A collection of love poems addressed to an adverb, Anon meditates on the temporal phrase akin to the feeling of two people, two languages, two migratory histories meeting “at once” between desire and exile. From the playful verses of Tomaž Šalamun to the brushstrokes of “Two Gibbons Reaching for the Moon” by Itō Jakuchū, the arriving form of a winged Beloved unfurls a tapestry of longing despite our borders. In Anon , the voices reflect on linguistic possibilities of resilience against the silence of ecocide. Beauty becomes a source of touch and healing. The Mekong delta in Vietnam responds to the book's crystallizing force of Eros. Endangered gibbons swing from the ruins of colonial memory, and each image―rose, ape, and river―weaves into this current of music.
What a beautiful poetry collection from Sophia Terazawa! I actually ended up reading through this one twice — once to enjoy the fluidity of the prose and a second time to understand the references. It's a really wonderful piece of work.

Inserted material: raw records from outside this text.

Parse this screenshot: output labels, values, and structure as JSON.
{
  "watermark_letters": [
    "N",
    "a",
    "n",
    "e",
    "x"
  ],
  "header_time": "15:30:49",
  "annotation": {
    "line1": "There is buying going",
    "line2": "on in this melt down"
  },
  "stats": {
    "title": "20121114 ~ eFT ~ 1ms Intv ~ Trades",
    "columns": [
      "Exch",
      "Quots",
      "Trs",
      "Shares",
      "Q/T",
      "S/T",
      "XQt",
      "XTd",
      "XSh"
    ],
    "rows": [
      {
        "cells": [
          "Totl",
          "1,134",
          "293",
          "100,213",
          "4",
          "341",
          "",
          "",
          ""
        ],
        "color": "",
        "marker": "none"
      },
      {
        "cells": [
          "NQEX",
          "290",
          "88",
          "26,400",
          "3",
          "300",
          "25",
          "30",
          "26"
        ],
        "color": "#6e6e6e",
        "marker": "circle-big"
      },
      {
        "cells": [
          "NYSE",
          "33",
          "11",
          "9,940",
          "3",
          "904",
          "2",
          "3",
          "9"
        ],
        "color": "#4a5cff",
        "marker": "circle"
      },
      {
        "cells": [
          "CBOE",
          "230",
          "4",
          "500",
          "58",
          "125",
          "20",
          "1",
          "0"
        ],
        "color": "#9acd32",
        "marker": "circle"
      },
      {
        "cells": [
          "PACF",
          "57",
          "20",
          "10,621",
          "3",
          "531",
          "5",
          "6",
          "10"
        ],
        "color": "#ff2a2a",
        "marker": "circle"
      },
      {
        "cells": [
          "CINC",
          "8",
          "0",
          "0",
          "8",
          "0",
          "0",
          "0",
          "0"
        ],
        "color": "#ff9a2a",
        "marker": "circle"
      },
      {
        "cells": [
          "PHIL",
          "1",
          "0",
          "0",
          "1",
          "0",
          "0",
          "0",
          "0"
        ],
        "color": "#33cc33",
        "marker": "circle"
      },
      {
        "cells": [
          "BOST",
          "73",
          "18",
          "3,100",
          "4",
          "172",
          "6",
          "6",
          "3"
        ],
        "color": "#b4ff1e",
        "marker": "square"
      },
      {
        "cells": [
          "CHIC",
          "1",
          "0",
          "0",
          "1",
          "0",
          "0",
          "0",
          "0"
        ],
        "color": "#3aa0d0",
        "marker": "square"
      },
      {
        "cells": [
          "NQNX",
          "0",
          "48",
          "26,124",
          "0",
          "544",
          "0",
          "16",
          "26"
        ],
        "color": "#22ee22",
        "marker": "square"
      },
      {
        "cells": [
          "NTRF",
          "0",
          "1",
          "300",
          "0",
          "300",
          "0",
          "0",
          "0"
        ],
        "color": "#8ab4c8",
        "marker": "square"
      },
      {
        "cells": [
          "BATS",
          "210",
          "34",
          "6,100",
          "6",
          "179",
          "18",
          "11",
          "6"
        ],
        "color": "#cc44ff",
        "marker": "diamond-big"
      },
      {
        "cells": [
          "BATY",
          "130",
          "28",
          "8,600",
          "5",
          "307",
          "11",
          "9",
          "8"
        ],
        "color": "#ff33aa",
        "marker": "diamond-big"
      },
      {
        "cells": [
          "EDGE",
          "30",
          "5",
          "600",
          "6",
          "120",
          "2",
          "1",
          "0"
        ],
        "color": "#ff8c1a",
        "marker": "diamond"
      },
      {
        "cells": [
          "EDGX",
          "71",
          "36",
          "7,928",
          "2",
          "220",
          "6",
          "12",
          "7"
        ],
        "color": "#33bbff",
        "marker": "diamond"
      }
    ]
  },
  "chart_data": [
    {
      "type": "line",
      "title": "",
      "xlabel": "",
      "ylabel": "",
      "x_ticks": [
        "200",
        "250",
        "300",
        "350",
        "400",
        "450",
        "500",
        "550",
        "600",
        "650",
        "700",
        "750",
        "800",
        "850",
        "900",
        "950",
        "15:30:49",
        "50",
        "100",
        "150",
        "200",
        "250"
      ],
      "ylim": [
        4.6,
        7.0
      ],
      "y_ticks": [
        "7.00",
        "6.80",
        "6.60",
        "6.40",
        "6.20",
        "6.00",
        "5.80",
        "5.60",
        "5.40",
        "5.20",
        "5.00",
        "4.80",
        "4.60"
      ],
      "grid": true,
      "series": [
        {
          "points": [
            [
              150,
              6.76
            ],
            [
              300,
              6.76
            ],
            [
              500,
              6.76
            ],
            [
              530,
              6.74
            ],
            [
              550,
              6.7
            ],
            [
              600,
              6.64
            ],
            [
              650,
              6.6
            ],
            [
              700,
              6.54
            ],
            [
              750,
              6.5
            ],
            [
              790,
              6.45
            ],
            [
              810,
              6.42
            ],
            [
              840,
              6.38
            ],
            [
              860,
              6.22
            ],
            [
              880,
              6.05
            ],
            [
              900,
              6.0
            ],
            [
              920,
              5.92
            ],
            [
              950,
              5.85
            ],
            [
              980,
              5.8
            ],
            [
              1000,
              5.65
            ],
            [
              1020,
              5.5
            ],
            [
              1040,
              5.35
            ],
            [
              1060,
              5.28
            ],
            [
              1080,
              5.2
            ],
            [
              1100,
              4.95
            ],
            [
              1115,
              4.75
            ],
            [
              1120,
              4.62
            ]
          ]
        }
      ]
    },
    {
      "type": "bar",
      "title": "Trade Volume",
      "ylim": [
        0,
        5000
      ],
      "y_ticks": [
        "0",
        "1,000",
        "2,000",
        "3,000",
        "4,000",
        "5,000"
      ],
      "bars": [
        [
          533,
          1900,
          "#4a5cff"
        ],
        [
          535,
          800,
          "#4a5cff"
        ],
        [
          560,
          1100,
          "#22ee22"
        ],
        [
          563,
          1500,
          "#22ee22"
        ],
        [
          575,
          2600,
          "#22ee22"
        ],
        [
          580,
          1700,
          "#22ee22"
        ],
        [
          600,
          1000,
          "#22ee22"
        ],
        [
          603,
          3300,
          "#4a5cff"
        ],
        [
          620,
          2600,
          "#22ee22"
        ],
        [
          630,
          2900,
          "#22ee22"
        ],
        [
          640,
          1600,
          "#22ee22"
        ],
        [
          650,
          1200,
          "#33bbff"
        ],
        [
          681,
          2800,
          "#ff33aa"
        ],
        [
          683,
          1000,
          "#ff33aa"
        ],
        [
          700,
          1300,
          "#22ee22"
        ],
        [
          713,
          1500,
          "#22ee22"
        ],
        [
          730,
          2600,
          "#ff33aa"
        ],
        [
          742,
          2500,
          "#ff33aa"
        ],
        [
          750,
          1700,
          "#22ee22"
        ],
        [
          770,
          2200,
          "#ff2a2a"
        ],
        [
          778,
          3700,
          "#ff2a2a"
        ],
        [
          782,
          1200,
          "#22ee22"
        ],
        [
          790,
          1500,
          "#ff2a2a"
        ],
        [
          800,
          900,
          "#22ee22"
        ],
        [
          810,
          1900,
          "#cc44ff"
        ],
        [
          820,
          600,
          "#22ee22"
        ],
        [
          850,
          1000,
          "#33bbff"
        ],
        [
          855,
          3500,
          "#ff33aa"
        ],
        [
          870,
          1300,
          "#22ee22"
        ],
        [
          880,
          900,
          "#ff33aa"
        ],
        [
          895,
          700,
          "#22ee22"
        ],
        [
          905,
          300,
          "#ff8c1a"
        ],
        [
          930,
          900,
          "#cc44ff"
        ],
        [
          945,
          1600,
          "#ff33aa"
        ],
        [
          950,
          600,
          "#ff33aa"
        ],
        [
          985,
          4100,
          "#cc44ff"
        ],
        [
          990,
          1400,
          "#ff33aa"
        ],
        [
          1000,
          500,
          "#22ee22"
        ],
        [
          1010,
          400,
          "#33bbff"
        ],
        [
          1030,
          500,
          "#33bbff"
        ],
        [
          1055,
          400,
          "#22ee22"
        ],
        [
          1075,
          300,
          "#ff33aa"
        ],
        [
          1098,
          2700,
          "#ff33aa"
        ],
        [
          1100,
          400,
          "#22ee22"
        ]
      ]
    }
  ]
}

I’ll admit to some cynicism towards poetry world. There is consistent pressure for your poems to be working on a project. For grant money. For tenure letters. For job applications. A project implies serious poetry and it takes remarkable effort to attend to.
It’s also a risk. Which feels like something disregarded as a project moves forward. Sometimes the risk proves out. And I am an eager reader of those books. Though they’re hard to find if your main guide for new poetry books is work published in literary magazines. But the risk included with a project book does not guarantee its success. And that’s where my cynicism is located regarding the project book. Often, the effort and commitment is valued above the actual poetry. Rather than building a complexity of poetic context, the poems operate in a “supposed to” space for me. It’s “supposed to” be elevated, because there are these poems together. It’s “supposed to” complicate language, as the book’s full length complicates denotative and connotative notes. The book is “supposed to” uncover subtleties that could only exist in a broader fabric.
For my reading, Terazawa’s book operates in this “supposed to” space. I am unsure which inflection of Anon should serve as the book’s primary guide. I’m not sure what a poem repeating “anon” should suggest regarding the poet’s attitude towards that word (and its crystalized facets of denotation), and how that word might help me understand the poet’s attitude towards her subject. Significantly, I find it difficult thinking of “Anon” as an effacing gesture, taking out a lover’s name. There are other consistencies in the book that I am unable to find entry to. For instance, the gibbons, which the book’s copy signals as significant to the book’s vision, but even as something emblematic of the subject, I was unable to find poems that relate the gibbons’ significance for the poet.
I say all this with disappointment, not as some master of the project book. I have been in long pursuit of Terazawa’s work. But I just couldn’t find an entry point into the book’s larger vision. Even as I waited for it to emerge.
I don’t really feel like I can rate this because I’m not versed in poetry and usually stay away from it. There were some lovely passages but honestly I didn’t really know what was happening.